Unfortunately I think not because I think Bucklin voters historically
were urged to provide rank-orderings not ratings.

well, isn't that how it works for Bucklin? the inclusion of the 2nd-choice or 3rd-choice votes in the total vote count is a sorta discrete decision. then only inequalities exist for the decisions made by Bucklin. if that's the case, the only information that matters in rating candidates are the relative ranks.

i dunno.

Equal ranking in classic Bucklin was allowed in the third rank. It's a bit of a mystery why they did not allow it in the first two ranks, but I suspect it was merely to make it more familiar to people accustomed simply to "vote for your favorite." The third rank equal ranking possibility made the system even more clearly an Approval system, and when there were many candidates, it was common for the ranks to be completely collapsed, so it really did end up as an Approval election, with the standard Approval phenomenon of candidate totals exceeding the number of voters.

It was also allowed to skip ranks.

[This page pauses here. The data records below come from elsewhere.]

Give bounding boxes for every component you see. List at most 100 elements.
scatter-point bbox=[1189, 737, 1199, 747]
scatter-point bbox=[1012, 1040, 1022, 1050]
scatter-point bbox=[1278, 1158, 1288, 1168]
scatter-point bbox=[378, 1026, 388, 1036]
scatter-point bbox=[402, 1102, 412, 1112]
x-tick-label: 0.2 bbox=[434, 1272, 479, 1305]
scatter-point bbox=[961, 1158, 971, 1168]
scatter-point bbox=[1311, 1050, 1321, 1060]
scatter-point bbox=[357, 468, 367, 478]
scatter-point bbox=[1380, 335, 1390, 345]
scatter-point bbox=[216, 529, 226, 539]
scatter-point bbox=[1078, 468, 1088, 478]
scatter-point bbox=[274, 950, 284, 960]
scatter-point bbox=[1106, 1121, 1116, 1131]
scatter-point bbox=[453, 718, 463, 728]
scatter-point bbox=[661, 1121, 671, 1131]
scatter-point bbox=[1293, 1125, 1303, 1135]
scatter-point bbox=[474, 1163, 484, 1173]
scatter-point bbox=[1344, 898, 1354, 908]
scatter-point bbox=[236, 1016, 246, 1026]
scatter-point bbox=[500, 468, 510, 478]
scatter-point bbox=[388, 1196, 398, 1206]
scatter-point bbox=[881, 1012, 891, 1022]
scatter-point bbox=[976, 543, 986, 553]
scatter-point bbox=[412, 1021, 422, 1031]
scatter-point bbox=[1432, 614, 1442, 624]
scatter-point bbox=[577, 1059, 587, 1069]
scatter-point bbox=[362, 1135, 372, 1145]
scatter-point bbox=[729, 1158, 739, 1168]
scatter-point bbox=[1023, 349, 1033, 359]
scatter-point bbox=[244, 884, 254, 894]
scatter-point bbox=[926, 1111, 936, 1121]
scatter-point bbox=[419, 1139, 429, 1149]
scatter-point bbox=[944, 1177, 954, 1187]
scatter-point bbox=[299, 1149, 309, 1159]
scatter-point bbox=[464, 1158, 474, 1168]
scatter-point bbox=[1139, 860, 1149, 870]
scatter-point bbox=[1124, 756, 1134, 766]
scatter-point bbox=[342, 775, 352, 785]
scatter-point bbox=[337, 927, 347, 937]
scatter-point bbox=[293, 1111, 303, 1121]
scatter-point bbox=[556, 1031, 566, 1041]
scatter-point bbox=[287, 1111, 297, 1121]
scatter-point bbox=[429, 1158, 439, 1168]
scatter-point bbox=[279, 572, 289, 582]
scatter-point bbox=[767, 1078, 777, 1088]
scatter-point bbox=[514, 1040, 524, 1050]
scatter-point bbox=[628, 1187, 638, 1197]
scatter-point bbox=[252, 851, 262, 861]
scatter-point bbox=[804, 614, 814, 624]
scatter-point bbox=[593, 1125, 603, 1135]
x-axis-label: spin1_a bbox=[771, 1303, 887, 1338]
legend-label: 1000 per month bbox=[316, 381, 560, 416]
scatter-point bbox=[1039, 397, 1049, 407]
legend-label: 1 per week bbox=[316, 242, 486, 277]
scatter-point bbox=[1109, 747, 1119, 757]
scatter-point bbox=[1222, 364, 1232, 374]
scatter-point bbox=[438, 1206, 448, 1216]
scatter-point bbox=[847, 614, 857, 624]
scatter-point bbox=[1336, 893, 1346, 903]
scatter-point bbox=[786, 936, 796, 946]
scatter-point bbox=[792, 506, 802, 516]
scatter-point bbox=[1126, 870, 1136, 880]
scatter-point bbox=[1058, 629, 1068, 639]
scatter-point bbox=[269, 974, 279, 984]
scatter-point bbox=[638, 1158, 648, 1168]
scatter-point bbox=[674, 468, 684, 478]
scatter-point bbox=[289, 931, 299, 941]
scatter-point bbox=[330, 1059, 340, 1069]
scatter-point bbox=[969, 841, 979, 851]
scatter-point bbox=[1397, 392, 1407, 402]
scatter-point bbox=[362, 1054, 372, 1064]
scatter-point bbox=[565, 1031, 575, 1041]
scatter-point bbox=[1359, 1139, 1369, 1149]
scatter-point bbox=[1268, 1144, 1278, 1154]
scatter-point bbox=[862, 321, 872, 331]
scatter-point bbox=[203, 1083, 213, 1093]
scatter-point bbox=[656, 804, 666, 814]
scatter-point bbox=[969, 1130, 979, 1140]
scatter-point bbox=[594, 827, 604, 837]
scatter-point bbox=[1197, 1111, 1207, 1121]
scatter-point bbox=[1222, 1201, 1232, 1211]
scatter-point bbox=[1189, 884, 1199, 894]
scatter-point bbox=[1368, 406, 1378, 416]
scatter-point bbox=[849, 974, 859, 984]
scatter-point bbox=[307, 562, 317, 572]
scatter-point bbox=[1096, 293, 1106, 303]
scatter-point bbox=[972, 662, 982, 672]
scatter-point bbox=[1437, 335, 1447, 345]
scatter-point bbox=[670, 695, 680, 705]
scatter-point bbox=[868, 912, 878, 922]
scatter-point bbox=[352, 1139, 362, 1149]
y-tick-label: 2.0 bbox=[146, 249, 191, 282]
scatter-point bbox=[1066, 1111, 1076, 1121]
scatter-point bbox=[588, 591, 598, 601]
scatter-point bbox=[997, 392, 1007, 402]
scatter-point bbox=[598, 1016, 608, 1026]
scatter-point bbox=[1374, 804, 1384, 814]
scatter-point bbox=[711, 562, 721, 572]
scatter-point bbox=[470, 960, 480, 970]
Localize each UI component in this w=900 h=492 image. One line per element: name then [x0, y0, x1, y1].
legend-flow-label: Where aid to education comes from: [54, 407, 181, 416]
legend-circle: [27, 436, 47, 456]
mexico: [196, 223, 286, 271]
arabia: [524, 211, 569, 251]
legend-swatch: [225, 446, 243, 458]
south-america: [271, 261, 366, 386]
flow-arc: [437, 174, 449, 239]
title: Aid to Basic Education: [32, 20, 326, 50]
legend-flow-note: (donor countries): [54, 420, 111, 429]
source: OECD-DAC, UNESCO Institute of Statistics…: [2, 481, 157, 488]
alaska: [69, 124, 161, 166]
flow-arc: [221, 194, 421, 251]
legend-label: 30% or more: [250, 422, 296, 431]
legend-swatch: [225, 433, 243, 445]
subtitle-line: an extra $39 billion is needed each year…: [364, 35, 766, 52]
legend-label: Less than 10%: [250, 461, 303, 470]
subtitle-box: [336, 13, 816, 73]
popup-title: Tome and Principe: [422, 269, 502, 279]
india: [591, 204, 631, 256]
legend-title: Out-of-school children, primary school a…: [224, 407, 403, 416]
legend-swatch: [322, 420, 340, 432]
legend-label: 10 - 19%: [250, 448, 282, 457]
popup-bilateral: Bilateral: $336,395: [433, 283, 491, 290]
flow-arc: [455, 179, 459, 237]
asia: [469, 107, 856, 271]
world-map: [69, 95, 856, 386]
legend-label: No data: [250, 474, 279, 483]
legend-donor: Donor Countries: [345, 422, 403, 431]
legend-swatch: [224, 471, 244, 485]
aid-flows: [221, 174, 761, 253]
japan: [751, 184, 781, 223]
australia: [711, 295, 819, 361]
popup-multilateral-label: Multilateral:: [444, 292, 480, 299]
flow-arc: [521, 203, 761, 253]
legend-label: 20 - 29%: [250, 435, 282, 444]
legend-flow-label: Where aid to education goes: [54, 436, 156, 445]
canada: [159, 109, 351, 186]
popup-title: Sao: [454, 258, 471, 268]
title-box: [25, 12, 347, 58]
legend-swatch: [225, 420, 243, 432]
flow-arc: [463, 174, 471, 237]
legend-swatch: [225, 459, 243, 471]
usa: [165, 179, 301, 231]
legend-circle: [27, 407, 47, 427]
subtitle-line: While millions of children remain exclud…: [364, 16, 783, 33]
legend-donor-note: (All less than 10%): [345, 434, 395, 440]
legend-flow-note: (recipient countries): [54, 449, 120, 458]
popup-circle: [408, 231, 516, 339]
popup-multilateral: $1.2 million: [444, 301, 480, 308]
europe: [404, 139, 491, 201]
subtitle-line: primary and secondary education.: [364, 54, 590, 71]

That is characteristic of Range, and not of ranked systems, and the meaning of a skipped rank in Bucklin is quite the same as skipped ratings in Range: it indicates a stronger gap in preference strength.

Bucklin really was Instant Runoff Approval, quite the same as a simulated series of Approval elections (but, unlike a real series of elections, voters in subsequent rounds have, with plurality-electing Bucklin, no additional information. They are guessing, more or less.) Imagine that voters have a range-ballot-in-mind, and are with each round, lowering the approval cutoff a bit.

Voting reform in the U.S. has neglected Bucklin, to its cost.

And voting systems experts have frequently neglected Top-Two runoff, the most widely-implemented voting reform. TTR has some obvious flaws, but the *concept* of iterated voting has tremendous power. The flaws can easily be fixed by using a more sophisticated primary system, and with a better ballot, a runoff, if needed, could handle two candidates plus write-ins, without a spoiler effect there. With improved ballot analysis, which could still be simple, a runoff system could be made Condorcet compliant *and* SU optimizing.

That last one has been controversial, but it works by testing absolute preferences with a runoff. Low absolute preference difference between runoff candidates equals low turnout from those with low preference. When there is a pairwise beaten Range winner, the preference strength is necessarily low for that pairwise winner (otherwise this would be the Range winner!).

Real runoffs produce "comeback elections," in about one-third of the cases (for nonpartisan elections), where the runner-up in the primary wins the runoff. Runoff electorate is not the same as primary electorate, in addition to vote transfers. (In non partisan elections, simple vote transfers will generally not shift relative position; that is why IRV fails to produce this comeback effect in nonpartisan elections. It does only in partisan elections, where vote transfers are strongly correlated with the first preference.)